The First Microfinance Bank (FMFB) is a nation-wide microfinance bank, established in 2002, with an aim to alleviate social exclusion by providing opportunities to the underprivileged sector of the society. It operates under the Aga Khan Rural Support Programme (AKRSP) which has an exceptional track record of enabling thousands of poor households with the necessary economic and social relief.
The Bank wished to increase its lending portfolio to customers who would have a timely payback rate. The current segmentation methodologies were not able to capture all relationships within the data and provide an accurate solution for this, and that is where LFD's artificial intelligence models came into play.

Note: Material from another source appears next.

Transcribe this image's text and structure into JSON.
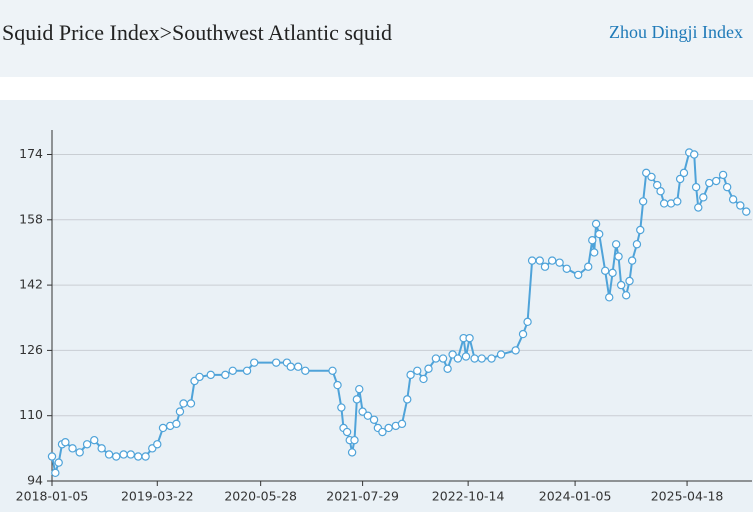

Using a non-linear approach which utilized all the possible links between the data variables, we were able to dissect the bank's customers into various segments. We merged the bank's customer information with our proprietary collated public data, and then bifurcated the information into two sets, one to build the model, and the other to test it. The testing dataset was used to predict which segment the customer would belong to, and then the actual results were compared with the predicted results. This helped ensure a high degree of accuracy when segmenting future customers. Consequently, each segment displayed a certain payback rate, and thus we were able to identify which segments were beneficial to the bank versus those that were posing to be a liability. While developing these segments, we not only looked at the delay in payments of principal, but also the loss made on interest payments, and the cost of delayed payments, considering that money could have been lent to some other customer.

Hence, LFD made loan-giving decisions simple and clear for FMFB. The bank is now aware which category of customers it should lend loans to, for how many days and for which amounts. Moreover, this will directly influence the bank's rating because the model is also able to predict loss and lower write-offs. The model can be easily integrated into the bank's current loan application systems for seamless workflow and ease of use. Simple to use and efficient, the model uses machine learning to automatically improve itself as more data is entered into the system.
Hence, new trends can be identified with time and integrated into the system.